Что он мог поделать, если судьбою этого небольшого свободолюбивого народа вертят государи могущественных европейских стран, желая помешать России проникнуть на юг через Кавказские горы.
Князь Долгоруков отвел послов в главную ставку русской армии, расположенную на берегу моря, близ Баку. Узкая проселочная дорога шла по холмистой, покрытой жалкой растительностью земле, среди бесчисленных луж с загрязненной нефтью и мазутом водой. Здесь жара была особенно невыносимой. Солдаты лагеря, спасаясь от зноя, купались в море или, томимые лихорадкой, лежали в тени шатров. Невдалеке зияла огромная яма, предназначенная для захоронения умерших от лихорадки солдат.
В море полукругом стояло множество военных кораблей.
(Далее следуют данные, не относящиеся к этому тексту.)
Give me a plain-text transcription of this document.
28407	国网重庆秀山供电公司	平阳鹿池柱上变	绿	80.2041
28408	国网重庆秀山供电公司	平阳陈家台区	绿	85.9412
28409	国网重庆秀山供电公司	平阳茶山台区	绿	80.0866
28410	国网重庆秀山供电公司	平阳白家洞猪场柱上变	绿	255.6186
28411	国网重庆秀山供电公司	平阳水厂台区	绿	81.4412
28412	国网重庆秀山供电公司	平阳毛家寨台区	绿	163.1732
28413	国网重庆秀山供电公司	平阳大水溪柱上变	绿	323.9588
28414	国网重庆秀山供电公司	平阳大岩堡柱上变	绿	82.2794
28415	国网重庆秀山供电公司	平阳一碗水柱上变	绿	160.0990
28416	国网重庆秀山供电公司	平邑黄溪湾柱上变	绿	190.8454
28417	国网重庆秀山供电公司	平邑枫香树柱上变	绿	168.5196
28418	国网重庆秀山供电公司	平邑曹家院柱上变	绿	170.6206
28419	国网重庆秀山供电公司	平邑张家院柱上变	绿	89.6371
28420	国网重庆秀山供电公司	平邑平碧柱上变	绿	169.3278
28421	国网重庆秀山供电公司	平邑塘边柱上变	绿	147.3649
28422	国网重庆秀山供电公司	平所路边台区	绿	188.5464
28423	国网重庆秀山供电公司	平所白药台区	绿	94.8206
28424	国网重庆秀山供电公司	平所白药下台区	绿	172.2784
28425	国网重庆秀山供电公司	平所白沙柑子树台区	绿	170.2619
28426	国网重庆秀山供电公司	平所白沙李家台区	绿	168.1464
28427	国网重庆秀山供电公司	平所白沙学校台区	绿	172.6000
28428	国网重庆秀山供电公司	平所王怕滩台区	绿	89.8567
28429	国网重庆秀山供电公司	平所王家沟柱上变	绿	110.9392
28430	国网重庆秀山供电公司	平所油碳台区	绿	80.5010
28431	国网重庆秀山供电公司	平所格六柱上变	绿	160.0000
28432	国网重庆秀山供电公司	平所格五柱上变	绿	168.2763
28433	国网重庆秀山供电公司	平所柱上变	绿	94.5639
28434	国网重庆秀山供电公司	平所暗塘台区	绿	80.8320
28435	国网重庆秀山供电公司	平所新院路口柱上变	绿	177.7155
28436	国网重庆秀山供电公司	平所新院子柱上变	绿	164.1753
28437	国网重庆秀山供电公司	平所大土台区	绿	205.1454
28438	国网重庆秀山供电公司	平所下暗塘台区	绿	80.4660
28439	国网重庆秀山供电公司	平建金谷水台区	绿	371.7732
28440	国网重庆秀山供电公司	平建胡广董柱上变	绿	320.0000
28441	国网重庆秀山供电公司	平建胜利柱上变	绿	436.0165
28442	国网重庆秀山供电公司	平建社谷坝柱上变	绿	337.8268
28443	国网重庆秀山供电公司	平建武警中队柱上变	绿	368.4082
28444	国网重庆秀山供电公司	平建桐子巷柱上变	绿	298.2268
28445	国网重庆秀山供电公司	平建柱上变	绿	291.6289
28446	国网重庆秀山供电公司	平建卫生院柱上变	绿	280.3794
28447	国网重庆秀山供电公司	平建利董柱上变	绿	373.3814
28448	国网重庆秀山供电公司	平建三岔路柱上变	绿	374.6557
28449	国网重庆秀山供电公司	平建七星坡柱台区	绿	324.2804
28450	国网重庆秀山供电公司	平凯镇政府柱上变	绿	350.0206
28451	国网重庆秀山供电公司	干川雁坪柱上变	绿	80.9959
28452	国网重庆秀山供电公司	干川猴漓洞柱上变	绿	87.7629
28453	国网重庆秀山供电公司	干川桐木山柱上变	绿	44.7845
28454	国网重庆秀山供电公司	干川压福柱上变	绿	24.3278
Худощавый, с коротко остриженными усами капитан, пришедший встречать Долгорукова, клацая зубами, доложил, что главнокомандующий Голицын два дня назад уехал в Решт и просил генерала приехать туда.
— Лихорадит? — сочувственно спросил Долгоруков, видя, как мучается капитан.
— По-гибаем в этом про-клятом аду!
Стаи комаров носились в воздухе. Армяне, привыкшие к чистому, прохладному горному воздуху, брезгали и страшились этих ядовитых пискунов.
Долгоруков решил переночевать в Баку и на другой день морским путем, вместе с посольством, отправиться в Решт. Большинству членов армянского посольства впервые приходилось путешествовать по морю. Все, кроме Нагаш Акопа, заболели морской болезнью. Они страдали от недомогания и рвоты. Баяндур проклял день, когда он поднялся на это судно. И только Нагаш Акоп, стоя на палубе, пристально вглядывался в морскую даль.
Мрачные и морщинистые морские просторы оживляли лишь чайки. Резко вскрикивая, они камнем бросались вниз и снова взмывали. Справа по берегу тянулись пески — беспредельные и мертвые. Матросы-гребцы сопровождали свои размеренные движения заунывной песней. Хотя армяне не понимали слов, но чувствовали тоску по родине, которую изливали в песне эти светловолосые люди с круглыми лицами.